Schön, dass der Dirigent hier die Extreme von Sopranen und Bässen direkt nebeneinanderstellt, um dem Klang mehr Raum zu geben, der im etwas sterilen Kammermusiksaal nicht leicht zu erreichen ist. Dazwischen schieben sich die engelsgleichen Sopran-Dialoge des „Child’s Prayer“ von James MacMillan und das rhythmisch prägnante „Ave Regina“ von Rory Wainright Johnson, beides Zeugnisse einer anspruchsvoll gemachten, doch unmittelbar eingängigen Moderne.

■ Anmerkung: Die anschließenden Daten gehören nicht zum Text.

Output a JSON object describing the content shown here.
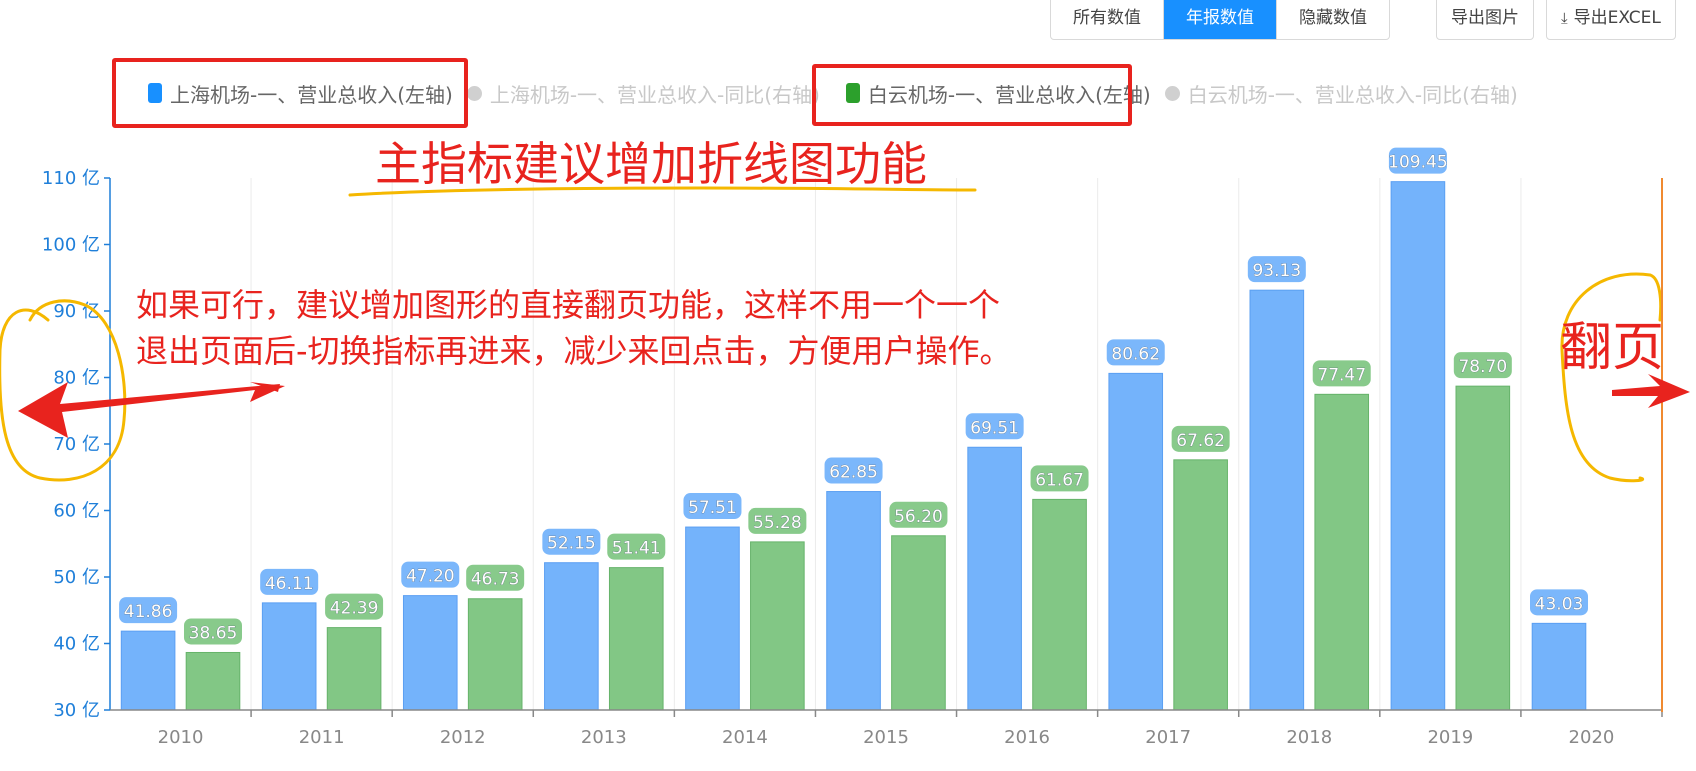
{
  "toolbar": {
    "segments": [
      {
        "label": "所有数值",
        "active": false
      },
      {
        "label": "年报数值",
        "active": true
      },
      {
        "label": "隐藏数值",
        "active": false
      }
    ],
    "export_image_label": "导出图片",
    "export_excel_label": "导出EXCEL",
    "export_excel_icon": "download-icon"
  },
  "legend": [
    {
      "label": "上海机场-一、营业总收入(左轴)",
      "color": "#1890ff",
      "active": true
    },
    {
      "label": "上海机场-一、营业总收入-同比(右轴)",
      "color": "#cccccc",
      "active": false
    },
    {
      "label": "白云机场-一、营业总收入(左轴)",
      "color": "#2ca02c",
      "active": true
    },
    {
      "label": "白云机场-一、营业总收入-同比(右轴)",
      "color": "#cccccc",
      "active": false
    }
  ],
  "annotations": {
    "main_suggestion": "主指标建议增加折线图功能",
    "paging_line1": "如果可行，建议增加图形的直接翻页功能，这样不用一个一个",
    "paging_line2": "退出页面后-切换指标再进来，减少来回点击，方便用户操作。",
    "page_turn": "翻页"
  },
  "colors": {
    "blue_bar": "#74b3fb",
    "blue_edge": "#5b9ff2",
    "green_bar": "#82c785",
    "green_edge": "#66b36a",
    "axis": "#1f7fd9",
    "annotation_red": "#e8231e",
    "annotation_yellow": "#f5b800",
    "right_marker": "#f08a30"
  },
  "chart_data": {
    "type": "bar",
    "categories": [
      "2010",
      "2011",
      "2012",
      "2013",
      "2014",
      "2015",
      "2016",
      "2017",
      "2018",
      "2019",
      "2020"
    ],
    "series": [
      {
        "name": "上海机场-一、营业总收入(左轴)",
        "values": [
          41.86,
          46.11,
          47.2,
          52.15,
          57.51,
          62.85,
          69.51,
          80.62,
          93.13,
          109.45,
          43.03
        ]
      },
      {
        "name": "白云机场-一、营业总收入(左轴)",
        "values": [
          38.65,
          42.39,
          46.73,
          51.41,
          55.28,
          56.2,
          61.67,
          67.62,
          77.47,
          78.7,
          null
        ]
      }
    ],
    "y_ticks": [
      "30 亿",
      "40 亿",
      "50 亿",
      "60 亿",
      "70 亿",
      "80 亿",
      "90 亿",
      "100 亿",
      "110 亿"
    ],
    "ylim": [
      30,
      110
    ],
    "grid": "vertical",
    "data_labels": true
  }
}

Womöglich vertragen sich Altes und Neues noch besser im zweiten Programmteil. Francis Poulencs Messe G-Dur, 1937 nach krisenhaften Lebensereignissen geschrieben, ist unverhohlen homophon, spielt mit großen Klangblöcken und scharfkantigen Rhythmen. Köstlich das fröhlich hüpfende „Sanctus“, das „Durcheinander der Engelsköpfe“ auf einem florentinischen Fresko markierend. Dramatisch die „Kyrie“-Ausrufe, denen ätherische Frauenstimmen im „Christe eleison“ antworten.

Überhaupt ist die Stärke der Frauen bis hin zu grandiosen Soli hervorzuheben, denen die Männer – trotz einiger kerniger Tenorpartien – durchaus mehr Paroli bieten könnten. Die Bässe bleiben durchweg diskret, mal überzeugend zartes Klanggewebe stützend, mal ein wenig blass. Madrigale von Francisco Guerrero, von Italien beeinflusster Spanier wie sein Zeitgenosse Victoria, bieten zwischen den Poulenc-Sätzen Höhepunkte klangschöner, durchgeistigter Satzkunst.